Neither separation nor unification on their own can serve either as an aim or a solution to all problems. But self-determination allows for the national and cultural progress, is a means for ensuring genuine social liberation, the maximum material and creative development of the individual and of society as a whole. But this will not be possible, if the wealth of the new society remains in private hands, if capitalism continues to exploit the natural resources and workforce of any new country. It is therefore necessary to struggle for all natural, human and other resources to be placed at the service of the whole of society. That is there should be social ownership and a democratically planned economy, a genuinely free and equal, socialist society.
As the events around the struggle for self-determination that took place as the Soviet Union collapsed demonstrate, because the working class was not independently organized and leading the movement, the new nations or republics quickly became subject to a struggle between the interests of the different groups or clans within the national elite and bourgeoisie, made immensely worse by the conflict between different imperialist interests.
National wars, inter-ethnic conflicts are clear examples of how the capitalists use the principle of divide and rule. Ethnic division is the best method of driving a wedge between workers, forcing them to distrust and hate their neighbor when the real enemy of both is the capitalist class itself. To divide and poison feelings using nationalist moods allows the ruling elite to rule and exploit better the working class.
For this reason, Socialists are completely against discrimination against any ethnic group, and stand in defense of the rights of the oppressed workers and exploited peoples of all nationalities. In those regions or areas in which the ruling elite have managed to whip up a conflict between the nationalities, which, as can be seen by many historical examples, can lead to armed conflict and war, Socialists believe it is the responsibility of the working class and its organizations to stand up against such actions, organizing the defense of the minority populations and, if necessary the defense of workers of all nationalities from armed attack.

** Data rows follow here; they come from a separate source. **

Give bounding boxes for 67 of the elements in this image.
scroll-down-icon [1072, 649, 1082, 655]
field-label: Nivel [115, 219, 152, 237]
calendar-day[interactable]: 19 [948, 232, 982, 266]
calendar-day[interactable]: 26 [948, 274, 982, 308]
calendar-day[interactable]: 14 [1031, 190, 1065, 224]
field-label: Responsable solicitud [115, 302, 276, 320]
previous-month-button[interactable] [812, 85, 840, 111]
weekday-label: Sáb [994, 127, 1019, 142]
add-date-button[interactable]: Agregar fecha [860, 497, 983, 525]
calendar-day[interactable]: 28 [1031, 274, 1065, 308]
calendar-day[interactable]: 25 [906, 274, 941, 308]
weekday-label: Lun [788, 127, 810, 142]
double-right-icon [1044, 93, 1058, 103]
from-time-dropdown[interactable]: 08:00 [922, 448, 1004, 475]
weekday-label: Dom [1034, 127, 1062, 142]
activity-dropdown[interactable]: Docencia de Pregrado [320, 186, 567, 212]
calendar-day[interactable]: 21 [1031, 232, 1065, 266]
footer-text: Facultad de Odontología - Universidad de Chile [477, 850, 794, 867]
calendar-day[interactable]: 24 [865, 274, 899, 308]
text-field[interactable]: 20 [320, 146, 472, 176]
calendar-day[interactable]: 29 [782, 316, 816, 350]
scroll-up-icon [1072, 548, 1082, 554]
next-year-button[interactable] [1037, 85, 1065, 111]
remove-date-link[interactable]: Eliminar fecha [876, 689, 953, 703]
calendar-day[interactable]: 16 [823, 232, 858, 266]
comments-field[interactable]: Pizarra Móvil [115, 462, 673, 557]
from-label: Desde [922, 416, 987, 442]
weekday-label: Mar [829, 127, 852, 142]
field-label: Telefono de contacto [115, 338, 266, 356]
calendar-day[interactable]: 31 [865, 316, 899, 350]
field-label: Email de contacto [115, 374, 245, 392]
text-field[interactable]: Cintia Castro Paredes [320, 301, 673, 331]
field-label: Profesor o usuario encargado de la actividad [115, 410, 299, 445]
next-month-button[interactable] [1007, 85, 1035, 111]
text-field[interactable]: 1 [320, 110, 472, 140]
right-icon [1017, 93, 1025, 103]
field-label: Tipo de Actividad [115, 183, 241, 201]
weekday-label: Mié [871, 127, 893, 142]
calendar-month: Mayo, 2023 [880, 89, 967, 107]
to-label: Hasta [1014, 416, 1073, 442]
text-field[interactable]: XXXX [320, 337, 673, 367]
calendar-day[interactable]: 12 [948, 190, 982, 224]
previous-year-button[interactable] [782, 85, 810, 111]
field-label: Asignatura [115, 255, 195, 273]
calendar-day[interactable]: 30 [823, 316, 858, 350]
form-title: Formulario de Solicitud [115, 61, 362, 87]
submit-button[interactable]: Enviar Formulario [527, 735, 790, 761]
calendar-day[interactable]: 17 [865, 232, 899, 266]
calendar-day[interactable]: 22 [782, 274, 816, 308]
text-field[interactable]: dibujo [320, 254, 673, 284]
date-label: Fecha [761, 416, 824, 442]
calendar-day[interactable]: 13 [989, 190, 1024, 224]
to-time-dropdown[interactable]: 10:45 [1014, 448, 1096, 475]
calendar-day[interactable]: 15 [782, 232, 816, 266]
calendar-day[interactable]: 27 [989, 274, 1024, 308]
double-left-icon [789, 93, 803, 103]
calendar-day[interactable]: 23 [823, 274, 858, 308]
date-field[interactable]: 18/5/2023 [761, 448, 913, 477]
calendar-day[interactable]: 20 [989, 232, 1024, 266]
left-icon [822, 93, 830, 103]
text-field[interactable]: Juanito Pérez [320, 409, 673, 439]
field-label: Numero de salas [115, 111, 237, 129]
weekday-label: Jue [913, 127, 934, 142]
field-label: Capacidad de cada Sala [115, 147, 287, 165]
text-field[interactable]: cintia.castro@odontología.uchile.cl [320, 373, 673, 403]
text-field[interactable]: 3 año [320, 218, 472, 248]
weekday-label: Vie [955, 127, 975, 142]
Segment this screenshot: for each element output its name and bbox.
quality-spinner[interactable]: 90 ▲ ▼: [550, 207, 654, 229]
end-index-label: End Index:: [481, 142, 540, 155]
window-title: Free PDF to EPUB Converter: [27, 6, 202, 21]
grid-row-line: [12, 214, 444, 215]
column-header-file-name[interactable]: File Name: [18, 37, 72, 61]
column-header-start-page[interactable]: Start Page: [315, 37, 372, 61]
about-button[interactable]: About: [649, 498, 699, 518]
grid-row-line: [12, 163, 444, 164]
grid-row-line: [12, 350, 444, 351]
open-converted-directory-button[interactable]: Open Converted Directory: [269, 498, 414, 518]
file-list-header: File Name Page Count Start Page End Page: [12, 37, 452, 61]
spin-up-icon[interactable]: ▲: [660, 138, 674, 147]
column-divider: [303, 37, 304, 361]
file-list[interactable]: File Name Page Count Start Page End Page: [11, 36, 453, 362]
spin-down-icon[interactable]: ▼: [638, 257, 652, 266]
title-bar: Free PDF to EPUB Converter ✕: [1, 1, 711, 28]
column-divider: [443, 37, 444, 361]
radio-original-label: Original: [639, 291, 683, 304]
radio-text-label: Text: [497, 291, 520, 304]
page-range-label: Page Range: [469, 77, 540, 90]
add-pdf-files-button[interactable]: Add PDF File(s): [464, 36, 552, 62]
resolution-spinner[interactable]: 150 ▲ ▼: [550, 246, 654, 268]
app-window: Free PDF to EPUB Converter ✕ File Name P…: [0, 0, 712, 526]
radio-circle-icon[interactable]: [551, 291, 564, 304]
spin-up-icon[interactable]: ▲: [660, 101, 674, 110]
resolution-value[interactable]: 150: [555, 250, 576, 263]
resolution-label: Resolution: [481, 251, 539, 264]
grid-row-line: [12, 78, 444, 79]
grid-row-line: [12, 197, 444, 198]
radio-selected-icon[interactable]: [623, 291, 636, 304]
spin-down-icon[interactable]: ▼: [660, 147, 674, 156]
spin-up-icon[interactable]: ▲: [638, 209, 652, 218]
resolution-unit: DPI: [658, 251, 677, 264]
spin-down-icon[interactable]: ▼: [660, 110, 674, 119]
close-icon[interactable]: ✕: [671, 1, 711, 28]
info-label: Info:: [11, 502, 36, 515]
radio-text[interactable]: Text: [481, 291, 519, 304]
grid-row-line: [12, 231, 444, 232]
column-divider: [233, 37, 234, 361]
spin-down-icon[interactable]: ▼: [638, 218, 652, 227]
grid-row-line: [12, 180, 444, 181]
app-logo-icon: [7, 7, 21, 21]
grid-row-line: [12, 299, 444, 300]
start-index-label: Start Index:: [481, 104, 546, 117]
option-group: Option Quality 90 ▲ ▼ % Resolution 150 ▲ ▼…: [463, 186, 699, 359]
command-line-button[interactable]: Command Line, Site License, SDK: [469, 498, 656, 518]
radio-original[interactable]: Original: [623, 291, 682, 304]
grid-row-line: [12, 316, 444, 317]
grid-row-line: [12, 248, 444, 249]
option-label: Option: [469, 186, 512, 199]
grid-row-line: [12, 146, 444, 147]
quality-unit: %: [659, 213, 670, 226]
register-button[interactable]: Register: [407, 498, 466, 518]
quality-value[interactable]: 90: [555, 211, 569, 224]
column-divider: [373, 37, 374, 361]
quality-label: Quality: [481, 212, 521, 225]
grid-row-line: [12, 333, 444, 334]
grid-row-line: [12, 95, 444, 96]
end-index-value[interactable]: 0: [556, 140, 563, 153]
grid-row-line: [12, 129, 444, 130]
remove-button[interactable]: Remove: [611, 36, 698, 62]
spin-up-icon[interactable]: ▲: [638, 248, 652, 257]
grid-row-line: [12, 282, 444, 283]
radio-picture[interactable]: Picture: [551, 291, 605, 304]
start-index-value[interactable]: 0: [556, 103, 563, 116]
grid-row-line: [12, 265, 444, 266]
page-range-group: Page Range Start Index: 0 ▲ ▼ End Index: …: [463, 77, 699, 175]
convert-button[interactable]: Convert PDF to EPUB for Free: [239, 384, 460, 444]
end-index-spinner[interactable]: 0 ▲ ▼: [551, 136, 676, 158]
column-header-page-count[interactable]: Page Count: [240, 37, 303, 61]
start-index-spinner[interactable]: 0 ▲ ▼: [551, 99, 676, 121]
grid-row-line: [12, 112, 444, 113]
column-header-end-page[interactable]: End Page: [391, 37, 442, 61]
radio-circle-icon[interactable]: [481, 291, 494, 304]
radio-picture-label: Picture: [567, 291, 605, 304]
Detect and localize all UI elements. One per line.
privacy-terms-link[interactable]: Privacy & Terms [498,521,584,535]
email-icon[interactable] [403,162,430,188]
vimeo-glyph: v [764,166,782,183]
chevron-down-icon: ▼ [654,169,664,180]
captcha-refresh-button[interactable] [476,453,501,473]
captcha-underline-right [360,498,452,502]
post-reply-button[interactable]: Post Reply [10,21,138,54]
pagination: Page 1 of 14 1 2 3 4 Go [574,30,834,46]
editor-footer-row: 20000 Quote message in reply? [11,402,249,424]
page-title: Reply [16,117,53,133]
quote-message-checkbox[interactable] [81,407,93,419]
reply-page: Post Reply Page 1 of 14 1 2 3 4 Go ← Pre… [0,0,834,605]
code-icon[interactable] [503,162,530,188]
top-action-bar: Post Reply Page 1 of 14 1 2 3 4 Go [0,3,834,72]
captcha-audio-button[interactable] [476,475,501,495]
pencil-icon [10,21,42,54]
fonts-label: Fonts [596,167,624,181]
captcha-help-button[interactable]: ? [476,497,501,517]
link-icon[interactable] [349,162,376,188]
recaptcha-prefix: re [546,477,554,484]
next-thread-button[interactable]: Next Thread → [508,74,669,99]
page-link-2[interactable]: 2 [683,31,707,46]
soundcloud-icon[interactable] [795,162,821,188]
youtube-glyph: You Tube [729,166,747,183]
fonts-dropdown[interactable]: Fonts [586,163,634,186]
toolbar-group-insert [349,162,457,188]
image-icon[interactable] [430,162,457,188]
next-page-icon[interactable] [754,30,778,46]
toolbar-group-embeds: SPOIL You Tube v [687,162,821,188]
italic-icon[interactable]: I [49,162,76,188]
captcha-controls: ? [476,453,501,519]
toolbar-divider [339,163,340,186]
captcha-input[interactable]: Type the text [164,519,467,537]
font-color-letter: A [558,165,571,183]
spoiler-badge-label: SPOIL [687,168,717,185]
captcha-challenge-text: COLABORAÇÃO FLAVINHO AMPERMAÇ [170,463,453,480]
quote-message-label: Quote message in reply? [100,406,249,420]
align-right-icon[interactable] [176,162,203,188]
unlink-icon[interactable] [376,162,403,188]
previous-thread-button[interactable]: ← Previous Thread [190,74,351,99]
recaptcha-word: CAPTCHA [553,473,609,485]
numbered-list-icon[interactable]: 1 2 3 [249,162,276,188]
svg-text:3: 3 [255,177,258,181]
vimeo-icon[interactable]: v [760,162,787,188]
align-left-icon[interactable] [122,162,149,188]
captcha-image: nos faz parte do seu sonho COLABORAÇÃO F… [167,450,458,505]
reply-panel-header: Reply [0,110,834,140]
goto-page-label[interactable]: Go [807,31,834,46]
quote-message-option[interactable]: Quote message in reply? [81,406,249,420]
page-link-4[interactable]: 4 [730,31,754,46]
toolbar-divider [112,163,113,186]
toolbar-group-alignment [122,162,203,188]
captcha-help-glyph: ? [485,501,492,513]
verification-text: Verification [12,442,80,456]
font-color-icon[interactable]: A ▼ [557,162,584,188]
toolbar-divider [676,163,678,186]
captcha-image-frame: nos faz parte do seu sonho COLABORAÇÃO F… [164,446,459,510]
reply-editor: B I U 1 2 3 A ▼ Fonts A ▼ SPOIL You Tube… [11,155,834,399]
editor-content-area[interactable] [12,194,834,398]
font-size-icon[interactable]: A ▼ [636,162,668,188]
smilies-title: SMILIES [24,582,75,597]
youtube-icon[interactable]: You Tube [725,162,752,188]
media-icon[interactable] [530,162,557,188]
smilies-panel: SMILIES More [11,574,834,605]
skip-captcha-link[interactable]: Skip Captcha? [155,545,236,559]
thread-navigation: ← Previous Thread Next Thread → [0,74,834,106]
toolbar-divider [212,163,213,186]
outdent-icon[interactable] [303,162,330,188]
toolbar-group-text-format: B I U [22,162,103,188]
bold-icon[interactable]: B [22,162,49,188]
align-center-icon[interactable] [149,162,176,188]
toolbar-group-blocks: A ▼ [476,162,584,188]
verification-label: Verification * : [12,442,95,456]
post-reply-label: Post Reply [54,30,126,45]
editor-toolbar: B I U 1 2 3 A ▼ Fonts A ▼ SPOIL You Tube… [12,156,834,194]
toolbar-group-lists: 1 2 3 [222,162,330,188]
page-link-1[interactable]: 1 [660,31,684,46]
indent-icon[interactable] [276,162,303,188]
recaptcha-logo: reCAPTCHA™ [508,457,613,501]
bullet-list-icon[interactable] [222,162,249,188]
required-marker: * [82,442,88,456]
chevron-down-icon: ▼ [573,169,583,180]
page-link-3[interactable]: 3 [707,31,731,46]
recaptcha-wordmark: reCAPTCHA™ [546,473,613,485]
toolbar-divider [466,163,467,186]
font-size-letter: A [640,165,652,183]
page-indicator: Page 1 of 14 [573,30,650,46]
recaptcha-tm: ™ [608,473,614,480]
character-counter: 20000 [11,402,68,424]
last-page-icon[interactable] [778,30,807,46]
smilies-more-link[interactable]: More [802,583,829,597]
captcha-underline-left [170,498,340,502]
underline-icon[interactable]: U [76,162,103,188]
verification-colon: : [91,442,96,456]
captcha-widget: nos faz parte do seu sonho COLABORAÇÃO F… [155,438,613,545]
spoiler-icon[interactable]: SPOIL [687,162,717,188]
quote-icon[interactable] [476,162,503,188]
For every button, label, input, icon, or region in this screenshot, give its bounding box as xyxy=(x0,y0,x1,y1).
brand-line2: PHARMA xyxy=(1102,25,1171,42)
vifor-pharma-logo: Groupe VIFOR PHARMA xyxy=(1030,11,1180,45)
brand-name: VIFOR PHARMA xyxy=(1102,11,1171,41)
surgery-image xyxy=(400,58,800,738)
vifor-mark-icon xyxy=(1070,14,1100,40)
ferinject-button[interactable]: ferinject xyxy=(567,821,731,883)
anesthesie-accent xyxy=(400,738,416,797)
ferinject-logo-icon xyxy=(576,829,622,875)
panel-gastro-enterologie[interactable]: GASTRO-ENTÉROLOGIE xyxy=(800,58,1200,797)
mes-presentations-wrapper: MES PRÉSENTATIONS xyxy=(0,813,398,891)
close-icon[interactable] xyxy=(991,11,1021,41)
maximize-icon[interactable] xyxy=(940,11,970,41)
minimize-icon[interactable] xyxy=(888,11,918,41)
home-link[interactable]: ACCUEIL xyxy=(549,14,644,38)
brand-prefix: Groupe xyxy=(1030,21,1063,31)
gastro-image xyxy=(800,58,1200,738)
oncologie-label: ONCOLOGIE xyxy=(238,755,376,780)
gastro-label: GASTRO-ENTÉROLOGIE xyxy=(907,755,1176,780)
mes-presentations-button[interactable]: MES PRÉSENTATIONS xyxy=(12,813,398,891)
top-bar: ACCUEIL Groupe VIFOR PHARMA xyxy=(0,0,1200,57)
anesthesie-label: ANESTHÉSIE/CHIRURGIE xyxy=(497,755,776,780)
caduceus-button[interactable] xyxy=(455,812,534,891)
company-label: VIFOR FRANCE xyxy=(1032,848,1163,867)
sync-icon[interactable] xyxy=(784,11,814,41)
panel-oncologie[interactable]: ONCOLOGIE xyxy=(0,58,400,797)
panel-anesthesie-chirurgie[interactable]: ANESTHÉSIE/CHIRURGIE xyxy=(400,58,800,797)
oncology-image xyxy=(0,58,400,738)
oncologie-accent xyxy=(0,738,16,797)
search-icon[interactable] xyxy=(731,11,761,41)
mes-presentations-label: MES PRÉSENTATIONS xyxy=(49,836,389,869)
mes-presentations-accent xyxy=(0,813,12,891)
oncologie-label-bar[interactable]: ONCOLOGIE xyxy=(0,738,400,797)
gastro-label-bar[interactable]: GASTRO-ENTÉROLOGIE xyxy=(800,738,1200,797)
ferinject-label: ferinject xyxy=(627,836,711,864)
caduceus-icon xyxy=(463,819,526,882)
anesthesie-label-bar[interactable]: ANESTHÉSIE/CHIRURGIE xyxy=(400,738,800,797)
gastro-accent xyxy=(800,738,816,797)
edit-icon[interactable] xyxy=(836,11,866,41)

The only way to defend workers from attack in this way, and to achieve genuine autonomy or independence is to develop a strong, independent workers’ movement capable of struggle, and of overturning capitalism. The first step towards this is to reject any attempt to divide the working class along national or ethnic lines. This means the need to build workers organizations, that can resist nationalist and great power demagogy, and that are capable of defending in a united way the interests of all workers.
Organization however is not enough, it is also necessary to arm these organizations with a clear political program aimed at mobilizing the working class in defense of its daily interests, and to take over the banks, big industry and the natural resources so that they can be planned in a democratic way in the interests of all workers, to establish a genuine socialist society. Only then would it be possible to guarantee genuine independence of those nationalities that wish as part of an equal and voluntary federation or confederation of workers states.
The USSR was a federation of 15 “Union republics”, which are all now independent countries. In turn each of these often included “autonomous” regions.
Russia itself was and still is a Federation including 22 “republics” and other “autonomous” regions.
They were and are all, however under strict central control from Moscow.